Une question légitime serait par ailleurs de se demander s’il y a un intérêt à la prise de décision totalement rationnelle, sans le recul contextuel et l’intégration des facteurs sociaux pour la décision finale. En réalité cette question perd de son importance en considérant que même s’il est prôné la rationalisation, beaucoup de facteurs purement sociaux et individuels viennent ternir l’objectivation prétenduement scientifique comme je viens de l’évoquer. Rajoutez à cela le fait que les prises de décisions font très souvent intervenir de multiples agents qui ont chacun des objectifs différents et l’on obtient dès lors une réalité tellement complexe qu’aucun modèle n’est capable de capter autre chose que le point de vue, biaisé et partial, de quelques acteurs et ceux, avec pour seul objectif l’argent comme fonction de valeur hégémonique.

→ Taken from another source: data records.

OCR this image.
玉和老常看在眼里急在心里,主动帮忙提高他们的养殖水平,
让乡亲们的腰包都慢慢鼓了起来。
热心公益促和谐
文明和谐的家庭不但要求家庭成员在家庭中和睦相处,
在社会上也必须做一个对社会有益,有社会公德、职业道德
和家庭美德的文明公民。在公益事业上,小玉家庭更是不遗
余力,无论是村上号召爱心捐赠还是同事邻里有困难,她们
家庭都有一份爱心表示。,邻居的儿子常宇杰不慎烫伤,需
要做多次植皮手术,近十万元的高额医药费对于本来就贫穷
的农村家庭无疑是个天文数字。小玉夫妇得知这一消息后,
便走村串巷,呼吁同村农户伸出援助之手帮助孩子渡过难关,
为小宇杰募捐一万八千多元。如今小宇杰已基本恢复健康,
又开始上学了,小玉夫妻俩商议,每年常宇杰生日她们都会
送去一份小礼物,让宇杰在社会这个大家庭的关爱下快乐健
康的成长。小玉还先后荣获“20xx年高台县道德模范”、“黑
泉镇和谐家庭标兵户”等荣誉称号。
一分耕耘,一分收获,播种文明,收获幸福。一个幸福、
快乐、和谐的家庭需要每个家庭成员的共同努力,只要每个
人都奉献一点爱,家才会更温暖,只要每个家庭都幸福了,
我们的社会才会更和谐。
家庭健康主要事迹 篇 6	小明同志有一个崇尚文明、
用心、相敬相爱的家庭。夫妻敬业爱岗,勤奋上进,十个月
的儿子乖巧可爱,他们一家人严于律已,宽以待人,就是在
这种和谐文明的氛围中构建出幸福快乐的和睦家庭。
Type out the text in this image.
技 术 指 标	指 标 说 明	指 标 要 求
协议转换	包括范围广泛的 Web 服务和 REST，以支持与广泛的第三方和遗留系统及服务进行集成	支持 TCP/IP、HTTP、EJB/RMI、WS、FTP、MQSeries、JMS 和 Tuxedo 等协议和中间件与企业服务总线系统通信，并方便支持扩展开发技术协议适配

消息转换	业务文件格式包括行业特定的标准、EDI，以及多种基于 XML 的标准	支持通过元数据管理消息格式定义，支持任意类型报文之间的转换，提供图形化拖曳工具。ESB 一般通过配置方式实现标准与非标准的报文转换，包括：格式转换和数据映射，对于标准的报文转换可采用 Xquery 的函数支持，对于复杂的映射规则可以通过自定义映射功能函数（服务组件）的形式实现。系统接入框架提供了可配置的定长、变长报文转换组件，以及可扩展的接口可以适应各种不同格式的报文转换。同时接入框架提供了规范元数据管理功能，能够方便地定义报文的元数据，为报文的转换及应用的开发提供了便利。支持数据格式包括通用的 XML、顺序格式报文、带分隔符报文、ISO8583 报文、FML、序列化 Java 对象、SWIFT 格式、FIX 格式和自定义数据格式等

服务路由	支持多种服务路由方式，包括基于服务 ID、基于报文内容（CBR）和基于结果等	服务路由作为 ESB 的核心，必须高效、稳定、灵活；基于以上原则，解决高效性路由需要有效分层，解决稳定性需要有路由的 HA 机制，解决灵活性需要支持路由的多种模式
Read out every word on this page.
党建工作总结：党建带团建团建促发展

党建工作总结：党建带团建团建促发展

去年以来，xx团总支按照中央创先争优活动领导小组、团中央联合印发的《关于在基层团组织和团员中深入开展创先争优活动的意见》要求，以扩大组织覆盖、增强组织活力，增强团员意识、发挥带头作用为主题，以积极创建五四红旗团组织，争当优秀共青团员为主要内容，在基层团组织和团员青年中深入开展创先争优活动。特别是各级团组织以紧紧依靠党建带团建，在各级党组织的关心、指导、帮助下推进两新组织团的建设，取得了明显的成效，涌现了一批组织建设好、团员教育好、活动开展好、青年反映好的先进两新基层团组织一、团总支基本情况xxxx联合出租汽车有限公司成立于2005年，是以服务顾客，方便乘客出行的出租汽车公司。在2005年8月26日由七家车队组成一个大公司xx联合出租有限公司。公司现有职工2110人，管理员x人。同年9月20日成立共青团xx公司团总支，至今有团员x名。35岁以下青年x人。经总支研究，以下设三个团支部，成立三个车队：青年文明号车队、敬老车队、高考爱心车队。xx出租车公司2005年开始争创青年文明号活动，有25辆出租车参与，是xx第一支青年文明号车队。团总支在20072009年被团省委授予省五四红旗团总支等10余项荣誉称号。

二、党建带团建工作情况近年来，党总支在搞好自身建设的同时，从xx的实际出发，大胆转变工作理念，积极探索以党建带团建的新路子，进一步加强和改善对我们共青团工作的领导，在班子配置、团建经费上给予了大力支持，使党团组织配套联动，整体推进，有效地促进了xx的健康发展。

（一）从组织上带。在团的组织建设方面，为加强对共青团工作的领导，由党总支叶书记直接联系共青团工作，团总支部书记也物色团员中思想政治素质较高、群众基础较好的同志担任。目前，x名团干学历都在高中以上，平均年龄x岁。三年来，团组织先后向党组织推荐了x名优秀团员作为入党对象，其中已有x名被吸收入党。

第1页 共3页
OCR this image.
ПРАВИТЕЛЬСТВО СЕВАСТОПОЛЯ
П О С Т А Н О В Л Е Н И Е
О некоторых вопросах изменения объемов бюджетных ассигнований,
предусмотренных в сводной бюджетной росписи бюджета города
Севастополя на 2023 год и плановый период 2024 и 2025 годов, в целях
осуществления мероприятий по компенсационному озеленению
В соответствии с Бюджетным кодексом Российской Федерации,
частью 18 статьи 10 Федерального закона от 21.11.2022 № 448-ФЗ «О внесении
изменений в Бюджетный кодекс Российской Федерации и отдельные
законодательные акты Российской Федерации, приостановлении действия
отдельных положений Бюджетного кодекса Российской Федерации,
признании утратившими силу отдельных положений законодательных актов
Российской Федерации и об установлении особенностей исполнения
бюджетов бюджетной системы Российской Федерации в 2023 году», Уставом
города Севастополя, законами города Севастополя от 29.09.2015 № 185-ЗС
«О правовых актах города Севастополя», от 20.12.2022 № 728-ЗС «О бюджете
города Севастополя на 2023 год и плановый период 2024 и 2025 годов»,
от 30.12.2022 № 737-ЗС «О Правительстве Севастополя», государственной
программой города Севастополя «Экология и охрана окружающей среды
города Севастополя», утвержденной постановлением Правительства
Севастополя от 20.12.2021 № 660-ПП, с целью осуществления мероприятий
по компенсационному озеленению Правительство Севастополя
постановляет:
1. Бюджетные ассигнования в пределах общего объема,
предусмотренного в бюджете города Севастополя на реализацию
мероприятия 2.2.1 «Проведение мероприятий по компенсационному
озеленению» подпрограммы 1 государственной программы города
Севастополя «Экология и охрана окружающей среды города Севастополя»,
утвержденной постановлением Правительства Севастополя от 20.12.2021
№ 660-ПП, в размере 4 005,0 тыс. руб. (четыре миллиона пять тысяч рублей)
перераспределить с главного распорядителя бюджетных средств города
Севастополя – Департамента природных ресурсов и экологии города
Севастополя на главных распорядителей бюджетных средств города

Or, ce qui a profondément changé le monde au court du dernier siècle c’est le développement scientifique et principalement de la méthode scientifique, ce processus itératif convergent vers la vérité par augmentation incrémentale de la vérisimilitude, concept de Karl Popper17, des modèles et connaissances, avec pour résultat une amélioration des conditions de vie incroyable, mais aussi un apport intellectuel certain. Le processus d’objectivation de la science ne repose pas sur l’individu scientifique, mais bien la capacité à considérer comme inadéquate, désuet, moins bon, ce qui était jusqu’alors considéré comme la meilleure approximation de la vérité dont on disposait. Et ce processus ne peut s’opérer que par les interventions multiples du regard de tout à chacun, et par l’acceptation d’une dynamique qui est concomitante avec la mise à jour des connaissances et le rejet des anciennes qui se révèlent fausses, l’anéantissement des théories qui sont logiquement ou empiriquement contredites, etc.18 Mais comme l’on a fait croire et l’on continue de faire croire que parce qu’il y a des mathématiques alors cela est scientifique, lorsque le voile de fumée de l’escroc scientifique se dissipe et laisse apparaître la réalité, au lieu de blâmer l’illusionniste qui est responsable du détournement initial de l’outil et sa mauvaise utilisation, c’est l’outil qui est pointé du doigt. C’est donc la faute du marteau lorsque le charpentier essaye d’enfoncer une vis avec.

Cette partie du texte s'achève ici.